On the second day we were discussing continence and catheters - obviously that involved talking about personal care and male and female 'bits'. Whilst I expected the odd laugh and a joke - how else can you cope with this sort of thing? - I was shocked at the disgust registered by some of the girls. Didn't they realise it was part of the job description?

I happened to mention that dealing with a male client's genitals wouldn't bother me - I'd be far more squeamish about clearing up after someone had been sick - and was subjected to a torrent of abuse from one of our so called trainee carers! I'm not going to go into detail but safe to say I kept my mouth shut and let it go despite the fact she prattled on for five minutes muttering derogatory comments under her breath.

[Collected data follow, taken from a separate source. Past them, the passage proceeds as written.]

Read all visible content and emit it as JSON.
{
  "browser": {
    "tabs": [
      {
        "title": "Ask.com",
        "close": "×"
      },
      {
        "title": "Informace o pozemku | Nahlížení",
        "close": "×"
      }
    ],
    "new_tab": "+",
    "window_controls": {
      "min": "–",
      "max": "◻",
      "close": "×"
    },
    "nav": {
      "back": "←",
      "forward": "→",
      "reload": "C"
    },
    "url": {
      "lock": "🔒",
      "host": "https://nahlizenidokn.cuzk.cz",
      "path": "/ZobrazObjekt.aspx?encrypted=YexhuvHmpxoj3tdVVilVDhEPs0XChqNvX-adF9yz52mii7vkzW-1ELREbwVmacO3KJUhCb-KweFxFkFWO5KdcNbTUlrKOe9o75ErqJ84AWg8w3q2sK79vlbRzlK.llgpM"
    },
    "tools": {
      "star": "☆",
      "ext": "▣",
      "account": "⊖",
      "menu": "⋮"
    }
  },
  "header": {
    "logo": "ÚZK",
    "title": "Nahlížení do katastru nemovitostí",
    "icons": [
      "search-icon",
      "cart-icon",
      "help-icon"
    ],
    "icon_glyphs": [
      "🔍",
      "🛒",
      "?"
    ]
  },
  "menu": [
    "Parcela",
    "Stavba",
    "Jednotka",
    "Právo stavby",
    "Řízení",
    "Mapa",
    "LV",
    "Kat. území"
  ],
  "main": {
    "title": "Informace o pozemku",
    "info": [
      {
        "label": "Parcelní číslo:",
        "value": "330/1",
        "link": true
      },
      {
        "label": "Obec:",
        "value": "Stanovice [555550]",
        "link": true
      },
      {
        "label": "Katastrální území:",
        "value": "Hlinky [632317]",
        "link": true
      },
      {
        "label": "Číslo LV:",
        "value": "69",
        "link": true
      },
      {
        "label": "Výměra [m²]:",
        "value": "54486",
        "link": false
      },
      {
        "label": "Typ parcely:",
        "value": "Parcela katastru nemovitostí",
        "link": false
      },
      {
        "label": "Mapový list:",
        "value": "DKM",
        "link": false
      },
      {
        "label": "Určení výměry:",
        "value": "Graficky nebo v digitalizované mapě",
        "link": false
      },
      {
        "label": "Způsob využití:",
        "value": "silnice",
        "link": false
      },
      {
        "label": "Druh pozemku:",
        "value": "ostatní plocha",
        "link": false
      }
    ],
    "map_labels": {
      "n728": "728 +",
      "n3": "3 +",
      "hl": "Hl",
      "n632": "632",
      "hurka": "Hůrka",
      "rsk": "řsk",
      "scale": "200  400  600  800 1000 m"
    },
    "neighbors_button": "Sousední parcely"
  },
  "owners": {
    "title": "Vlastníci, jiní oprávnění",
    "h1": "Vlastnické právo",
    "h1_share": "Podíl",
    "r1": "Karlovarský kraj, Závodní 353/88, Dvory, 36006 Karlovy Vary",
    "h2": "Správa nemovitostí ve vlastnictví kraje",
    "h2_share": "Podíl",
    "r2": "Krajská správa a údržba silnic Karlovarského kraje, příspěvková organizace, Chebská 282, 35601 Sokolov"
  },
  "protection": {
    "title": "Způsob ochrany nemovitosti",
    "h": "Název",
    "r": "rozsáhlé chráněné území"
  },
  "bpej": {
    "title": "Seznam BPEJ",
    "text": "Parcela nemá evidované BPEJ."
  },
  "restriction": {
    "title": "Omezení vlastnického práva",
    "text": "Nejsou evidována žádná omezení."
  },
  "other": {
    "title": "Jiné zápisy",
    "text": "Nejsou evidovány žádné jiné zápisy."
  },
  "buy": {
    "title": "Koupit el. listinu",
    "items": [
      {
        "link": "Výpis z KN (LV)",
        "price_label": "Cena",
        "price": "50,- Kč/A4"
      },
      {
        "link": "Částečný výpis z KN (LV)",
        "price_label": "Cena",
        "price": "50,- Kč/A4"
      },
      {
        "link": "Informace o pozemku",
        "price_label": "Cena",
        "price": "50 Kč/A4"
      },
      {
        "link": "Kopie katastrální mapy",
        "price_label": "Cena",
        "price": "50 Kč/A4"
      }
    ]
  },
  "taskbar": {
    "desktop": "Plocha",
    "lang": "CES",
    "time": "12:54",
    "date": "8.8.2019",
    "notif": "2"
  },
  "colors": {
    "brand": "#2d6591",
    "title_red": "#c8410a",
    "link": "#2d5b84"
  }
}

At the time I was so taken aback by her reaction to a comment that wasn't even directed at her that I hadn't even thought about retaliating. In hindsight I'm very glad I didn't. After all surely that sort of behaviour isn't what this type of industry is looking for?

Surprisingly her outburst was ignored by our training guy and I started to worry that perhaps I had said something out of turn to provoke her. Only later as we filed out to make coffee did I appreciate from everyone else's comments to me that I was far from in the wrong. Good to know anyway.

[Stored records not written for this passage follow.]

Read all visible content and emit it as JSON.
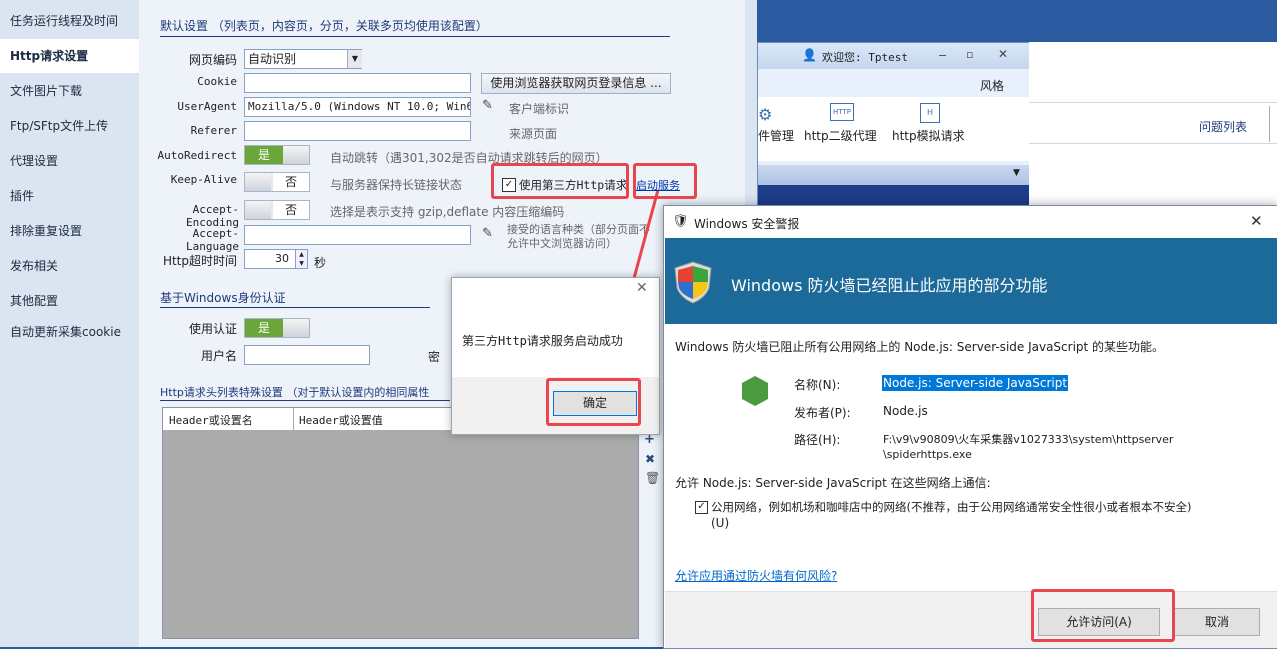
{
  "sidebar": {
    "items": [
      {
        "label": "任务运行线程及时间",
        "active": false
      },
      {
        "label": "Http请求设置",
        "active": true
      },
      {
        "label": "文件图片下载",
        "active": false
      },
      {
        "label": "Ftp/SFtp文件上传",
        "active": false
      },
      {
        "label": "代理设置",
        "active": false
      },
      {
        "label": "插件",
        "active": false
      },
      {
        "label": "排除重复设置",
        "active": false
      },
      {
        "label": "发布相关",
        "active": false
      },
      {
        "label": "其他配置",
        "active": false
      },
      {
        "label": "自动更新采集cookie",
        "active": false
      }
    ]
  },
  "settings": {
    "default_title": "默认设置 （列表页，内容页，分页，关联多页均使用该配置）",
    "encoding_label": "网页编码",
    "encoding_value": "自动识别",
    "cookie_label": "Cookie",
    "cookie_button": "使用浏览器获取网页登录信息 ...",
    "ua_label": "UserAgent",
    "ua_value": "Mozilla/5.0 (Windows NT 10.0; Win64;",
    "ua_hint": "客户端标识",
    "referer_label": "Referer",
    "referer_hint": "来源页面",
    "autoredirect_label": "AutoRedirect",
    "autoredirect_value": "是",
    "autoredirect_hint": "自动跳转（遇301,302是否自动请求跳转后的网页）",
    "keepalive_label": "Keep-Alive",
    "keepalive_value": "否",
    "keepalive_hint": "与服务器保持长链接状态",
    "third_party_checkbox": "使用第三方Http请求",
    "start_service_link": "启动服务",
    "accept_encoding_label": "Accept-Encoding",
    "accept_encoding_value": "否",
    "accept_encoding_hint": "选择是表示支持 gzip,deflate 内容压缩编码",
    "accept_language_label": "Accept-Language",
    "accept_language_hint1": "接受的语言种类（部分页面不",
    "accept_language_hint2": "允许中文浏览器访问）",
    "timeout_label": "Http超时时间",
    "timeout_value": "30",
    "timeout_unit": "秒",
    "auth_title": "基于Windows身份认证",
    "use_auth_label": "使用认证",
    "use_auth_value": "是",
    "username_label": "用户名",
    "password_label_partial": "密",
    "headers_title": "Http请求头列表特殊设置 （对于默认设置内的相同属性",
    "headers_col1": "Header或设置名",
    "headers_col2": "Header或设置值"
  },
  "bg_window": {
    "welcome": "欢迎您: Tptest",
    "style_menu": "风格",
    "tool1": "件管理",
    "tool2": "http二级代理",
    "tool3": "http模拟请求",
    "right_tab": "问题列表"
  },
  "small_dialog": {
    "message": "第三方Http请求服务启动成功",
    "ok_button": "确定"
  },
  "firewall_dialog": {
    "title": "Windows 安全警报",
    "banner": "Windows 防火墙已经阻止此应用的部分功能",
    "desc": "Windows 防火墙已阻止所有公用网络上的 Node.js: Server-side JavaScript 的某些功能。",
    "name_label": "名称(N):",
    "name_value": "Node.js: Server-side JavaScript",
    "publisher_label": "发布者(P):",
    "publisher_value": "Node.js",
    "path_label": "路径(H):",
    "path_value1": "F:\\v9\\v90809\\火车采集器v1027333\\system\\httpserver",
    "path_value2": "\\spiderhttps.exe",
    "allow_text": "允许 Node.js: Server-side JavaScript 在这些网络上通信:",
    "public_network": "公用网络，例如机场和咖啡店中的网络(不推荐，由于公用网络通常安全性很小或者根本不安全)",
    "public_network_key": "(U)",
    "risk_link": "允许应用通过防火墙有何风险?",
    "allow_button": "允许访问(A)",
    "cancel_button": "取消"
  },
  "colors": {
    "accent": "#1f3a7a",
    "highlight": "#e8464f",
    "banner": "#1b6a99"
  }
}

The next day she did something similar to another girl so I felt satisfied that it hadn't been what I'd said, it was her problem not mine.

My whole point about this was that when it came down to it - whether we liked it or not - we were all heading out into the homes of vulnerable people who were probably as uncomfortable (if not more) as we were about having their bodies manhandled by a total stranger. Whilst some were saying they absolutely couldn't do it, others they'd be sick at the sight of it etc. I couldn't help but think that the poor person in the bed would feel far more uncomfortable if we were to make our feelings known.

A friend of a friend had a colostomy bag fitted only to have a district nurse come in to change it who announced that "This is the worst job in the world - I hate it - I can't stand the smell!" I'm going to hold onto that thought when I go about my business in months to come. I can't imagine how uncomfortable and humiliated that poor woman was made to feel. It's something I'm determined not to do to anyone I visit.

Ray, our trainer, made a good point. He said to treat everyone as you would want your own mum or dad to be cared for. That's another thought I'm going to hang on to.

Basically, put simply, it's just not about me.